Amerika’dan dönen öğrenciler 3-4 ay boyunca aranmadılar bile. Her biri THY’den gelecek “Hadi tip eğitimine başlıyorsunuz” telefonu beklerken Türk Hava Yolları’na ihanet içinde olan alt yöneticiler ABD’ye giden öğrencilere resmen ayrımcılık yapıyordu.
Yönetimin sorgulamalarına “Oluyor, yapıyoruz” gibi geçiştirici cevaplar veren alt yöneticiler, yönetimden gelen baskılar nedeniyle Amerika’dan gelen öğrencileri THY’nin akademisine davet ettiklerinde şok üstüne şok yaşattılar.
Sanki başka bir firmanın elemanlarıymış gibi üvey evlat muamelesi ile karşı karşıya kaldı bu pilotlar. THY yönetimi olup bitenden habersiz her şeyin normal gittiğini düşünerek yöneticilerine güvendi. Oysa THY Akademi yöneticileri üvey evlat muamelesi gösterdikleri ABD eğitimli öğrenci pilotlara en büyük şoku eğitimlerini Türkçe, hatta kule konuşmaların bile Türkçe vererek yaşattılar.
THY akademinin başarılı olduğunu göstermek isteyen yöneticiler kapasite dışı öğrenci alınca her şey arapsaçına döndü. Plansız, programsız yapılan eğitimler akademidekilerin acemiliği, işgüzarlığı ve geçmişten gelen “en iyisini ben yaparım” dürtüsü akademinin başarısızlık hanesindeki ben büyük eksidir.
THY akademinin kapasite darlığından dolayı başaramadığı eğitimler için yurt dışına gönderilen öğrencilere bu kez de yarım eğitim verilerek öğrenciler uçuş hattına alındı. Akademiciler, yöneticiler bu nasıl bir sorumluluktur? Eğitimi bitmeyen öğrenci uçuşa verilir mi? Ateşle oynadığınızın farkında mısınız?

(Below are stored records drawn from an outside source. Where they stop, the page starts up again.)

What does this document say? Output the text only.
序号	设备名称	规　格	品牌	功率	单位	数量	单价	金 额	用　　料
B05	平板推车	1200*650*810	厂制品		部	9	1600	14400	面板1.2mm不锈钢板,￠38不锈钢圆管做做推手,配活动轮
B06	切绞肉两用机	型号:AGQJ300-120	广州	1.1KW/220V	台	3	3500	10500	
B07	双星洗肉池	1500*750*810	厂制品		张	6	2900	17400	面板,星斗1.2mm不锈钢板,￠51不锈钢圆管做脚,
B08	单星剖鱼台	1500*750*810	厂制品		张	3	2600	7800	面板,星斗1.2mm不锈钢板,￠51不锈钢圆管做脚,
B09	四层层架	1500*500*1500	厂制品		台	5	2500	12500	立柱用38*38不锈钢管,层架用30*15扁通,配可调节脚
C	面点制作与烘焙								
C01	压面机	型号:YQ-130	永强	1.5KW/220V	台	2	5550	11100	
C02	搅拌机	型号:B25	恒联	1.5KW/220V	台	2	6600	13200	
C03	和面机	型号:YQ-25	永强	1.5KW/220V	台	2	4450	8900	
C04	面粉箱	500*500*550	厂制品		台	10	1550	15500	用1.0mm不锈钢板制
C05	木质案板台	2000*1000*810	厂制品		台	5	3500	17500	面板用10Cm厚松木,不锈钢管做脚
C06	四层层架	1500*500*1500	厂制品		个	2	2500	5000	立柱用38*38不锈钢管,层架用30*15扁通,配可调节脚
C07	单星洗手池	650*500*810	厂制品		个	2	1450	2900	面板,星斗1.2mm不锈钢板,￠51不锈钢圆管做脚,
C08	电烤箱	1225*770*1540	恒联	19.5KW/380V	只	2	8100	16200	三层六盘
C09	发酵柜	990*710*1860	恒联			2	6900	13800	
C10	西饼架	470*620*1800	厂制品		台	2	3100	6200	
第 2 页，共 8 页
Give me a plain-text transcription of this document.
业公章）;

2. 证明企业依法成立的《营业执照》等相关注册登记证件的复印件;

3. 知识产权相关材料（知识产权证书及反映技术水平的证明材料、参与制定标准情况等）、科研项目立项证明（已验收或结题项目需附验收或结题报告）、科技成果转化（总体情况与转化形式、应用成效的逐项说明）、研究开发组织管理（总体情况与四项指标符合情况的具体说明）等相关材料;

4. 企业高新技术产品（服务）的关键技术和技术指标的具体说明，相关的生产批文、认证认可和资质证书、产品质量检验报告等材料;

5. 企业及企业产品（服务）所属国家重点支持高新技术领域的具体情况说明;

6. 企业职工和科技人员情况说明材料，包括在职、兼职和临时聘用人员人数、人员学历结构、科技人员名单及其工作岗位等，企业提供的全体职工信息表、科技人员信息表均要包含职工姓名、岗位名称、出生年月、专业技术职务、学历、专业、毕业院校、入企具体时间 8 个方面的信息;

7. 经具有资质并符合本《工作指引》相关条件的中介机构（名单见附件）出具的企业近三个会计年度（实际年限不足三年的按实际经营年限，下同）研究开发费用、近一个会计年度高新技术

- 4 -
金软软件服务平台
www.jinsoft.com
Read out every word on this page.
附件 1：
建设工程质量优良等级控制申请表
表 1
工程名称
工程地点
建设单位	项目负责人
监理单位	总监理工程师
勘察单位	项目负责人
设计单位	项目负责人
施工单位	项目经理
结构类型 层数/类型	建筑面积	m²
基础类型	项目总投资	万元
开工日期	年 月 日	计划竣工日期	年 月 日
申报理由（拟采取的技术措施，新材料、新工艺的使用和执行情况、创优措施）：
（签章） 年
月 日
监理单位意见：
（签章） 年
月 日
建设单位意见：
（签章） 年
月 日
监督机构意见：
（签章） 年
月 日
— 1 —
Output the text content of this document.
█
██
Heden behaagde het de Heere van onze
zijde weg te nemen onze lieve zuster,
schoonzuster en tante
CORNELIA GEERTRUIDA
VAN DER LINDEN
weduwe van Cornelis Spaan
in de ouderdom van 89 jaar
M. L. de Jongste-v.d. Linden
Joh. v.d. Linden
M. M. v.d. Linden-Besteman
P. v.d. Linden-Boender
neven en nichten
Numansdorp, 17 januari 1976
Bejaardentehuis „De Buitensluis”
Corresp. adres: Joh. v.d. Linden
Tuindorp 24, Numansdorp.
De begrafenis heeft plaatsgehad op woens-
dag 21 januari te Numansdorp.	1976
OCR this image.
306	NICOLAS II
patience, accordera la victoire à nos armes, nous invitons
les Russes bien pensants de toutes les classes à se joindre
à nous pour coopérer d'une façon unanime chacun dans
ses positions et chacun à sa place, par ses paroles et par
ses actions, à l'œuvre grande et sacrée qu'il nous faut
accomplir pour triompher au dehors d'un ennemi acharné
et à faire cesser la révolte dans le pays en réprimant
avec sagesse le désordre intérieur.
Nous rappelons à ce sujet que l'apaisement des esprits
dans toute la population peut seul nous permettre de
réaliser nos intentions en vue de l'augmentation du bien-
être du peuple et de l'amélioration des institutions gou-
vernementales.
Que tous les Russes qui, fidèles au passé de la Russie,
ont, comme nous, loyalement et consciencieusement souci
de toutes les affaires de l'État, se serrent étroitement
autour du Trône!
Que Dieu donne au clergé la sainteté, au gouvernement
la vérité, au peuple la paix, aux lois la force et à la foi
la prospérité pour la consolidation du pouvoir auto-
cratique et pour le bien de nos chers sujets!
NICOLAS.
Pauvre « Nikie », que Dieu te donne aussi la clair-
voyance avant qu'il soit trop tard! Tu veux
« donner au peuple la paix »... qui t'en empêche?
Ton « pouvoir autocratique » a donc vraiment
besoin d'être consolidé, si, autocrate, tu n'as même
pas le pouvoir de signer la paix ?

“Amerika’da çok iyi eğitim verilir” demek istemiyorum. Ama gidip gördüğüm bir sitemin eline su bile dökemez Türkiye'deki eğitimler.
Keşke Türk Hava Yolları Aydın’da yapacak olduğu okulu eline yüzüne bulaştırmasa. Türk Hava Yolları yönetimi bu okulu mutlaka uluslararası düzeyde yapmalıdır. Mevcut akademi öğretmenlerinden sadece sorumluluk alacakları, uluslararası düşünsel yapıya sahip olanları Aydın’a götürmeli.
Hamdi Topçu’nun vizyonuna uygun hareket edecek insanlar Aydın’da yer almalı. Bildiğim kadarıyla Avrupa’nın en iyi uçuş okulu planlanıyor. Ama bu planın parçalarında iş yok gibi. Hamdi Topçu ne kadar büyük düşünürse düşünsün aşağıdakiler bildiğini okudukça bu kervan zor yürür. İleride “Ben söylemiştim” demek istemem ama görünen o ki bu işi şimdiden sabote eden hatta Hamdi Topçu’nun düşüncelerine inat buranın tepesine göz koyan emekliliği gelmiş insanların Aydın için hazırlık yaptığını da tahmin ediyorum.
THY yönetimi 10 Ekim’de yapacağı kongreden sonra mutlak değişikliğe gitmeli. Yazdıklarımız bildiklerimizin % biri bile değil.
Yazılacak o kadar çok şey var ki. Arkası yarın deyip iyi haftalar diliyorum.